Hotels have a big World Cup problem: Bookings are running far below projections (Mozilla Hacks RSS)
With six weeks to go before the World Cup, hotels in most U.S. host cities report bookings running well below expectations, with Kansas City at 85-90% below forecast due to fewer international travelers and large cancellations by FIFA.

Notepad++ for Mac release is disavowed by the creator of the original (Ars Technica RSS)
Developer Andrey Letov released a macOS app using the Notepad++ name and logo, prompting the original creator Don Ho to publicly disavow it and report trademark infringement, leading to the app’s rename to NextPad++.

iOS 26.5 Will Add End-To-End Encryption For RCS Messages Between Apple And Android (Engadget RSS)
Apple’s iOS 26.5 beta introduces end-to-end encryption for RCS messages exchanged between iOS and Android devices, rolling out by default with carrier support and adding a lock icon to indicate protected chats.

Here are the 2026 Pulitzer Prize winners (NPR RSS)
The 2026 Pulitzer Prizes honored Reuters for national reporting on presidential power, the Chicago Tribune for coverage of ICE sweeps in Chicago, and gave a special citation to Miami Herald’s Julie K. Brown for her Epstein investigation work.

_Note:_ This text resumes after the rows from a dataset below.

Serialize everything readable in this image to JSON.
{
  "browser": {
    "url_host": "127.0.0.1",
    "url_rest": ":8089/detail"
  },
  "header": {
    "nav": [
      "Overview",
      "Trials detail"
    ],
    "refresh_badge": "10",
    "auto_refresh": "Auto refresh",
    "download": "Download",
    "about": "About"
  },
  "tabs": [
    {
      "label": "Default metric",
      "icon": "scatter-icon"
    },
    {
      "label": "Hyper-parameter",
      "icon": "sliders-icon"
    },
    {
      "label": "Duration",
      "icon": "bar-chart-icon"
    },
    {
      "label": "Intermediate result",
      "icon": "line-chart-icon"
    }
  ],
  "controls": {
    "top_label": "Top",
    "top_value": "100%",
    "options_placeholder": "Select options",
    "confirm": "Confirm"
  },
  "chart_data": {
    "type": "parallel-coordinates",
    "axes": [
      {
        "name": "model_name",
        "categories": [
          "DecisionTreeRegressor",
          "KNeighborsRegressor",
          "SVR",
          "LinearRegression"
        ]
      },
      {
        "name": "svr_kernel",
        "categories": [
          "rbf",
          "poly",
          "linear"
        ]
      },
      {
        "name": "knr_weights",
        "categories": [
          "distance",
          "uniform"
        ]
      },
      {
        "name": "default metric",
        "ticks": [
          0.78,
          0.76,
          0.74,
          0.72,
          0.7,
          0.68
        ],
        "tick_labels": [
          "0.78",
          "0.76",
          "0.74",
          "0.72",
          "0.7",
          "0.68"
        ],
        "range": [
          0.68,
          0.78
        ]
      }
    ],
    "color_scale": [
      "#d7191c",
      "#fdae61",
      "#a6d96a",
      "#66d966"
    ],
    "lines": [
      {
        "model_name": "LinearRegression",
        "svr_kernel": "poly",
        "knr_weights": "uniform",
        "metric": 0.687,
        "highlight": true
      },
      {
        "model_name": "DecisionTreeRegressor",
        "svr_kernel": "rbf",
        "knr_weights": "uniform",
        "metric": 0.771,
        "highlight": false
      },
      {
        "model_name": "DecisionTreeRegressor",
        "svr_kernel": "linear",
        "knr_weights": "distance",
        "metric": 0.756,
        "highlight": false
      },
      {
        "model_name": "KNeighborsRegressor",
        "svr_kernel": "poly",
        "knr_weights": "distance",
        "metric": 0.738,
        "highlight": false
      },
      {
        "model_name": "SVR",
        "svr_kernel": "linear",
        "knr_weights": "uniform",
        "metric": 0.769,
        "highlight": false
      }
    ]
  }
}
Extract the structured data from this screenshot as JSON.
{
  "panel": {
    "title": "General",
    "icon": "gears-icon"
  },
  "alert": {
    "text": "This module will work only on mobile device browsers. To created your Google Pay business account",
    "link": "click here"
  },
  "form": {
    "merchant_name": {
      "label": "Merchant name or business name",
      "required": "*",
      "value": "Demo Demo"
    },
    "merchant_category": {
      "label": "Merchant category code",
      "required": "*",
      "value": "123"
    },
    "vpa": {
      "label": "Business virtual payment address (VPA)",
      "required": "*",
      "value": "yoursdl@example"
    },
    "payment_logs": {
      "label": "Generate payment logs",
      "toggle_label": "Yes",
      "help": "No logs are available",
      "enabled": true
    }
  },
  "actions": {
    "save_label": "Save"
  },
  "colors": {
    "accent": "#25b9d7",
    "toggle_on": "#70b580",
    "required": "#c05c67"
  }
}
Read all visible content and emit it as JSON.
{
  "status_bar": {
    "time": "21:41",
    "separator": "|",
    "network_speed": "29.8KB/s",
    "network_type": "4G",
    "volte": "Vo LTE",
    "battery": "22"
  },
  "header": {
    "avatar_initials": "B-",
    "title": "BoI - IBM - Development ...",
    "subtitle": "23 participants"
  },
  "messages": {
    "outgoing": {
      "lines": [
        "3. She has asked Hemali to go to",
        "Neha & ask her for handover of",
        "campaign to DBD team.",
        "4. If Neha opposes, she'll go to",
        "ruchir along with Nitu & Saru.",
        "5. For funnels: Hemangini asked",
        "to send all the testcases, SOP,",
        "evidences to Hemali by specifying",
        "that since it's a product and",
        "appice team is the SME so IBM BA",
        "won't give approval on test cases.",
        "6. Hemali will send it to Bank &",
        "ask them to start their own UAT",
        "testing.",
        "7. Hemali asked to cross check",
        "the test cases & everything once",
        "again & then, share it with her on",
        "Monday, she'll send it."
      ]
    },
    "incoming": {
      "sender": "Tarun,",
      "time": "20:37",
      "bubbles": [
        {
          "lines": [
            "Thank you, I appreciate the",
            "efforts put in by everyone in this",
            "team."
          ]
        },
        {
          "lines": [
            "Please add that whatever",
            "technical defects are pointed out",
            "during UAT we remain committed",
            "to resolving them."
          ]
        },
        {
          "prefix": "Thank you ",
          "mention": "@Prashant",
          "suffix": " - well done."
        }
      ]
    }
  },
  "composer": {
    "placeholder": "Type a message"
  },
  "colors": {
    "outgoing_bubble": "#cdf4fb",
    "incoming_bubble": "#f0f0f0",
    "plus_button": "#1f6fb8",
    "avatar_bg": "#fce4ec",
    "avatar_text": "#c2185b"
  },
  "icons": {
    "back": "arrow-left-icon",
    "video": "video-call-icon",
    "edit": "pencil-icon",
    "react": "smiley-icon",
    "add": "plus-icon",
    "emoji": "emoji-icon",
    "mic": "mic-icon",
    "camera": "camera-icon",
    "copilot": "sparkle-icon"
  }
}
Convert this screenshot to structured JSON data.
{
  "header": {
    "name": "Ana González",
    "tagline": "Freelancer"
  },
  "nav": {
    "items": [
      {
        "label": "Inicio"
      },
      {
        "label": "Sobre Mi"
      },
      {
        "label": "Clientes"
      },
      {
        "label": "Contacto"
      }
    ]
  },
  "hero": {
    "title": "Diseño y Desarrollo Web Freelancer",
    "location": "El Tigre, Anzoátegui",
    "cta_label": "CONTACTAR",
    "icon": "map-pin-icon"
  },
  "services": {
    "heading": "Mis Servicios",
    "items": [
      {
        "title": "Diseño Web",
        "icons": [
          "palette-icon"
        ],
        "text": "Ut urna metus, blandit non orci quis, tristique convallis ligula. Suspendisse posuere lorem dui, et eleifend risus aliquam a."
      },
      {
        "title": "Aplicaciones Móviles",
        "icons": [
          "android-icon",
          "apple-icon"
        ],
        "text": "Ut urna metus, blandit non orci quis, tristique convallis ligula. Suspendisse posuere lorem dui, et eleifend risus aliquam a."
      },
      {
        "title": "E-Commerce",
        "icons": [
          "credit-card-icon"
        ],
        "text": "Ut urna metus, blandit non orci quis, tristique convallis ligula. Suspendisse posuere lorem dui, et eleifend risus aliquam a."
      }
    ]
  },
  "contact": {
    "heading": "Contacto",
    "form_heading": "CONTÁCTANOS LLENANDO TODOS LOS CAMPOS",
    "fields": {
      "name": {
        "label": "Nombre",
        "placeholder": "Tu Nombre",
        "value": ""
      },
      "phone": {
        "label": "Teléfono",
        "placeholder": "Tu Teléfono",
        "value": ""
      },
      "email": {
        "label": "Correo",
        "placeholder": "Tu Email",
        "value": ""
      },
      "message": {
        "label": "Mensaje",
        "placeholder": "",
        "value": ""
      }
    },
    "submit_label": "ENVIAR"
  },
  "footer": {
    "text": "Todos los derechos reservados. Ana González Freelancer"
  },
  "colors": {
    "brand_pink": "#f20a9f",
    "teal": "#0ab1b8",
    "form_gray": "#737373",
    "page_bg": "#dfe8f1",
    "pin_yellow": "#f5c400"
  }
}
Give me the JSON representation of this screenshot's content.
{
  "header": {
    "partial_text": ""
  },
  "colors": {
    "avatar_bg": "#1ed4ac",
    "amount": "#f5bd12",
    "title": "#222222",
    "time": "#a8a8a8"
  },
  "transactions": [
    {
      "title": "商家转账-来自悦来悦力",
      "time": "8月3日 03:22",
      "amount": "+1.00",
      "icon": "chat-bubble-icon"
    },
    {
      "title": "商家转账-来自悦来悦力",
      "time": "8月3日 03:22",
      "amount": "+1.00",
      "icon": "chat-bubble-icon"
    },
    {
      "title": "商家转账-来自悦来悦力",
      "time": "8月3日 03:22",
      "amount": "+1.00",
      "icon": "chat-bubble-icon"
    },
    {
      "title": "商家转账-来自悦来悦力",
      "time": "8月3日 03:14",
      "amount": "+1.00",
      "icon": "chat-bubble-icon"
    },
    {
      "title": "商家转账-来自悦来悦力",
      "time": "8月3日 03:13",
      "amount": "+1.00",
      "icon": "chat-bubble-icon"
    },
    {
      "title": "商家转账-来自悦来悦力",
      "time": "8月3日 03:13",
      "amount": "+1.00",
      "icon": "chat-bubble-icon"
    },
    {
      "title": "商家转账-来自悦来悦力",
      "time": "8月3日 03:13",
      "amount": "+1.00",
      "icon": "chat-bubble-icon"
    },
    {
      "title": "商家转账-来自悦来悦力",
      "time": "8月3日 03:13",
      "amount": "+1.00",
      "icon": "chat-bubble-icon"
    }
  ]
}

Image AI models now drive app growth, beating chatbot upgrades (Techcrunch RSS)
App intelligence firm Appfigures found that image model releases drive 6.5x more app downloads than traditional model updates, with ChatGPT’s GPT-4o image model generating $70M in consumer spending in 28 days.


📚 Mind Break

Battle Cry Campaign
The Battle Cry Campaign was an organizing initiative of a now-defunct Christian parachurch organization known as Teen Mania Ministries. This initiative, started in 2005 and headed by Teen Mania founder Ron Luce, had an evangelical Christian orientation; it primarily sought to influence American and Canadian social and political culture. Major backers included prominent evangelical leaders Joyce Meyer, Chuck Colson, Pat Robertson, Josh McDowell, and Jack Hayford.